Regular readers of this feature know of my affection for theme days here, so you can imagine my joy when I saw not one but two dancing animal jokes in today’s comics section. I was a bit stymied at first, though, because I couldn’t really think of anything funny to say on the subject. Then I thought to myself, “Hey, these cartoonists couldn’t either!”

Zing! I tell ya, this stuff practically writes itself, especially when I’m being needlessly cruel.

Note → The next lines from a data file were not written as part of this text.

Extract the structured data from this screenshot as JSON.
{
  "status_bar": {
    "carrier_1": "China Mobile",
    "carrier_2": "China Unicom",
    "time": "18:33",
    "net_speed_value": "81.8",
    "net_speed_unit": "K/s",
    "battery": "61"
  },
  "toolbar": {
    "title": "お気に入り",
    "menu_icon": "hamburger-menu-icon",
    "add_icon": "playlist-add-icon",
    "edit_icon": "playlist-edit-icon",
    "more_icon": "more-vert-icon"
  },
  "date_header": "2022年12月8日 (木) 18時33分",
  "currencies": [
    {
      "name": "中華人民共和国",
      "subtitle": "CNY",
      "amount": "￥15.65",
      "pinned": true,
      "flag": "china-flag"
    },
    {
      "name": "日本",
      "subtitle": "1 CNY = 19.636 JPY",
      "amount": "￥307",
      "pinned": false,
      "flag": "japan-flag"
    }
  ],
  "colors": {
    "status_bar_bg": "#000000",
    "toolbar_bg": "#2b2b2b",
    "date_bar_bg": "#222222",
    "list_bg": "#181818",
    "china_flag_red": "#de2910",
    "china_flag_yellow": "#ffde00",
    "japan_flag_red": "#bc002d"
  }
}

OK, let’s find something nice to say … um … well. I think the expression on Jon’s face is funny in the third panel of Garfield, though he should really be inured to bizarre cat behavior at this point. I also like the clothes that male-Marmaduke-owner and female-Marmaduke-owner (do these people have names?) wear, especially the hat on the former and the chunky-patterned dress on the latter. They live in America, circa 1967, and they’re adults and all, but they aren’t quite square.

On the note of comic-page animals, I should point out that I went over to the Seattle Post-Intelligencer (is there a more mellifluous name in the annals of American journalism?) Website to download these two comics and found that neither of these mainstays grace the pages of the Pacific Northwest’s most prominent daily. I had to reassure many anxious readers that my recent dream about moving to Seattle was in fact just a dream, but the idea that I could live in a land where I get to read Mark Trail and not Marmaduke in the paper is an intriguing one. If only it didn’t rain 320 days a year.

There’s some more dancing animal action over in the Peanuts rerun today as well. So why didn’t it get put up here with these other two? Well, mostly because, as usual, it’s funny. Oops, there I go again! Best stop now before I cross the line into unpleasantly hostile. You all are just lucky you didn’t get another dose of Mary Worth. All I have to say is: “Save it for the judge!